El Defensor del Pueblo, que es “el Alto Comisionado de las Cortes Generales encargado de defender los derechos fundamentales y las libertades públicas de los ciudadanos mediante la supervisión de la actividad de las administraciones públicas españolas”, muy lejos de indagar en lo sucedido y defender los derechos fundamentales de quienes hemos sido espiados, se puso delante de la manifestación justificadora de todo lo hecho defendiendo lo indefendible y amparando a Pablo Lucas Murillo, juez del CNI, asumiendo que estos delitos no eran tales sino que todo fue legal porque se contó con “un elevado grado de detalle en la información de que disponía el Magistrado del Tribunal Supremo para poder adoptar una decisión de autorización o no autorización”.

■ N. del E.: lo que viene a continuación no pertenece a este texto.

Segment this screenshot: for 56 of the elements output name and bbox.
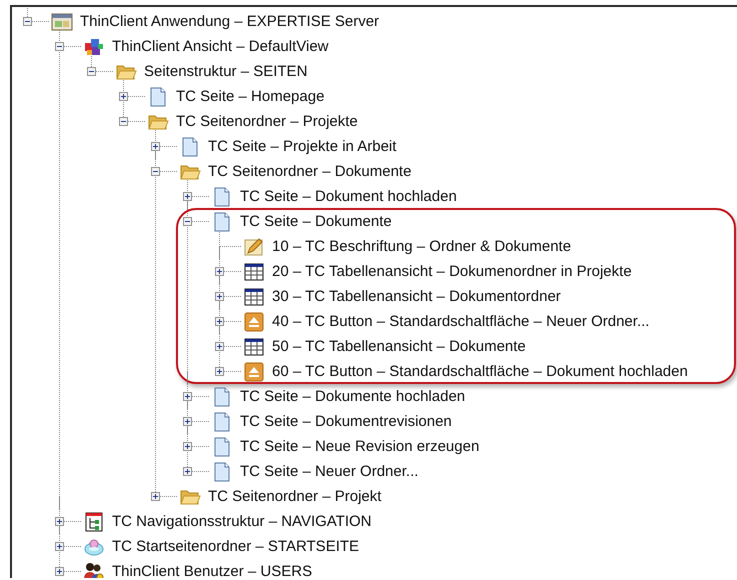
expand-toggle[interactable]: [215, 317, 224, 326]
tree-item[interactable]: TC Seite – Dokument hochladen: [240, 188, 457, 205]
pencil-label-icon: [243, 236, 265, 256]
expand-toggle[interactable]: [55, 542, 64, 551]
expand-toggle[interactable]: [183, 192, 192, 201]
tree-item[interactable]: ThinClient Benutzer – USERS: [112, 563, 312, 578]
collapse-toggle[interactable]: [55, 42, 64, 51]
table-grid-icon: [243, 286, 265, 306]
collapse-toggle[interactable]: [183, 217, 192, 226]
tree-item[interactable]: TC Seitenordner – Projekt: [208, 488, 382, 505]
tree-item[interactable]: TC Seite – Neuer Ordner...: [240, 463, 418, 480]
application-window-icon: [51, 12, 73, 32]
expand-toggle[interactable]: [183, 467, 192, 476]
expand-toggle[interactable]: [183, 442, 192, 451]
tree-item[interactable]: TC Navigationsstruktur – NAVIGATION: [112, 513, 372, 530]
expand-toggle[interactable]: [55, 567, 64, 576]
users-key-icon: [83, 562, 105, 578]
tree-item[interactable]: TC Seitenordner – Dokumente: [208, 163, 412, 180]
expand-toggle[interactable]: [151, 492, 160, 501]
tree-item[interactable]: 40 – TC Button – Standardschaltfläche – Neuer Ordner...: [272, 313, 650, 330]
tree-item[interactable]: TC Seite – Homepage: [176, 88, 324, 105]
tree-item[interactable]: 10 – TC Beschriftung – Ordner & Dokumente: [272, 238, 572, 255]
eject-button-icon: [243, 312, 265, 332]
tree-item[interactable]: 30 – TC Tabellenansicht – Dokumentordner: [272, 288, 561, 305]
collapse-toggle[interactable]: [23, 17, 32, 26]
tree-item[interactable]: 20 – TC Tabellenansicht – Dokumenordner in Projekte: [272, 263, 632, 280]
table-grid-icon: [243, 336, 265, 356]
expand-toggle[interactable]: [183, 392, 192, 401]
tree-item[interactable]: TC Startseitenordner – STARTSEITE: [112, 538, 360, 555]
globe-bowl-icon: [83, 536, 105, 556]
eject-button-icon: [243, 362, 265, 382]
tree-item[interactable]: Seitenstruktur – SEITEN: [144, 63, 308, 80]
tree-item[interactable]: 60 – TC Button – Standardschaltfläche – Dokument hochladen: [272, 363, 688, 380]
tree-item[interactable]: TC Seite – Neue Revision erzeugen: [240, 438, 480, 455]
tree-item[interactable]: ThinClient Anwendung – EXPERTISE Server: [80, 13, 380, 30]
table-grid-icon: [243, 262, 265, 282]
navigation-tree-icon: [83, 512, 105, 532]
tree-item[interactable]: ThinClient Ansicht – DefaultView: [112, 38, 329, 55]
expand-toggle[interactable]: [55, 517, 64, 526]
tree-item[interactable]: TC Seite – Dokumente hochladen: [240, 388, 466, 405]
collapse-toggle[interactable]: [151, 167, 160, 176]
expand-toggle[interactable]: [183, 417, 192, 426]
expand-toggle[interactable]: [215, 342, 224, 351]
tree-item[interactable]: TC Seitenordner – Projekte: [176, 113, 358, 130]
tree-item[interactable]: TC Seite – Dokumente: [240, 213, 392, 230]
expand-toggle[interactable]: [119, 92, 128, 101]
expand-toggle[interactable]: [215, 267, 224, 276]
expand-toggle[interactable]: [215, 292, 224, 301]
expand-toggle[interactable]: [151, 142, 160, 151]
expand-toggle[interactable]: [215, 367, 224, 376]
collapse-toggle[interactable]: [119, 117, 128, 126]
tree-item[interactable]: TC Seite – Dokumentrevisionen: [240, 413, 452, 430]
collapse-toggle[interactable]: [87, 67, 96, 76]
tree-item[interactable]: TC Seite – Projekte in Arbeit: [208, 138, 396, 155]
colored-cubes-icon: [83, 36, 105, 56]
tree-item[interactable]: 50 – TC Tabellenansicht – Dokumente: [272, 338, 526, 355]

Del cuarto poder, el periodismo, salvo honrosas excepciones que no permiten la necesaria generalización como elemento del grupo, tampoco es que se hayan podido rescatar notas características que permitan designarlos como comunes denominadores de un conjunto auténticamente democrático. En términos generales, el silencio sobre lo sucedido, o abiertamente su justificación, han sido la tónica de quienes están llamados, por imperativo constitucional, a ser quienes nos aporten una información veraz y, además, actúen como contrapoder de todos los demás poderes.
Pero nada de lo anterior sería realmente grave si no fuese por el amplio respaldo social que ha tenido el hecho de que fuésemos espiados. No son necesarias profundas encuestas para tener claro que una amplia mayoría de los ciudadanos del Estado apoyan lo realizado y, si alguien quiere desmentirme, qué mejor que hacer una encuesta en profundidad que demostrase cuán amplio es el apoyo social con el que cuenta el espionaje político, de carácter masivo, al que hemos sido sometidos muchos, bastantes más de los hasta ahora asumidos.

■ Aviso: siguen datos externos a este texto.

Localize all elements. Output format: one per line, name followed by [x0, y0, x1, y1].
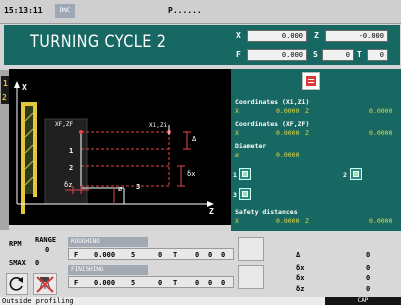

Si la sociedad, mayoritariamente, no justificase o aceptase que el Estado, o aparatos paraestatales, espíen a sus ciudadanos, no a cualquiera sino solo a los independentistas, entonces no habría poder lo suficientemente fuerte como para defender este tipo de prácticas que “en los tiempos actuales solo se encuentran en los regímenes totalitarios”.

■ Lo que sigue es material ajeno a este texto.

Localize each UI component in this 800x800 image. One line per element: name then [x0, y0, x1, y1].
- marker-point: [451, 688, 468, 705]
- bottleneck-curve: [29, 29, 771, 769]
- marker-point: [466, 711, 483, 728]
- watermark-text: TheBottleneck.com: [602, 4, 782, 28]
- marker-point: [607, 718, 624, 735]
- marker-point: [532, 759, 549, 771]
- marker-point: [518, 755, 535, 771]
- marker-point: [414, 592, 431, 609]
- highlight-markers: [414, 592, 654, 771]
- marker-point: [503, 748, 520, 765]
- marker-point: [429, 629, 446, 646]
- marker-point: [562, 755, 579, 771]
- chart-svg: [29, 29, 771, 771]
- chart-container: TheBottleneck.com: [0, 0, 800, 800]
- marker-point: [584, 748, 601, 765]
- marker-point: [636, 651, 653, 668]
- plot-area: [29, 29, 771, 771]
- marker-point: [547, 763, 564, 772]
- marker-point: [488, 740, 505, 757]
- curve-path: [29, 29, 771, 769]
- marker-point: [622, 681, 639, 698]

Es en situaciones como la surgida, a partir del CatalanGate, cuando los estados demuestran en qué categoría han de ser encuadrados y, por mucho que se empeñen, España este examen no solo no lo ha superado, sino que ha demostrado que todas las partes que la componen carecen de un elemento común que permita definir al conjunto como democrático. No superado el examen, qué más da cuántos y cuán intensos sean los adjetivos a través de los cuales se pretende dotarla de unas cualidades de las que carece.
Han pasado dos meses y todos, absolutamente todos, han quedado en evidencia justificando, apoyando, encubriendo o silenciando unos hechos que acreditan unas prácticas que, como bien tiene dicho el Tribunal Supremo “en los tiempos actuales solo se encuentran en los regímenes totalitarios” y, esta vez, sin duda, tengo que darle la razón a un Tribunal Supremo que veremos cómo se desdice de sus propias palabras.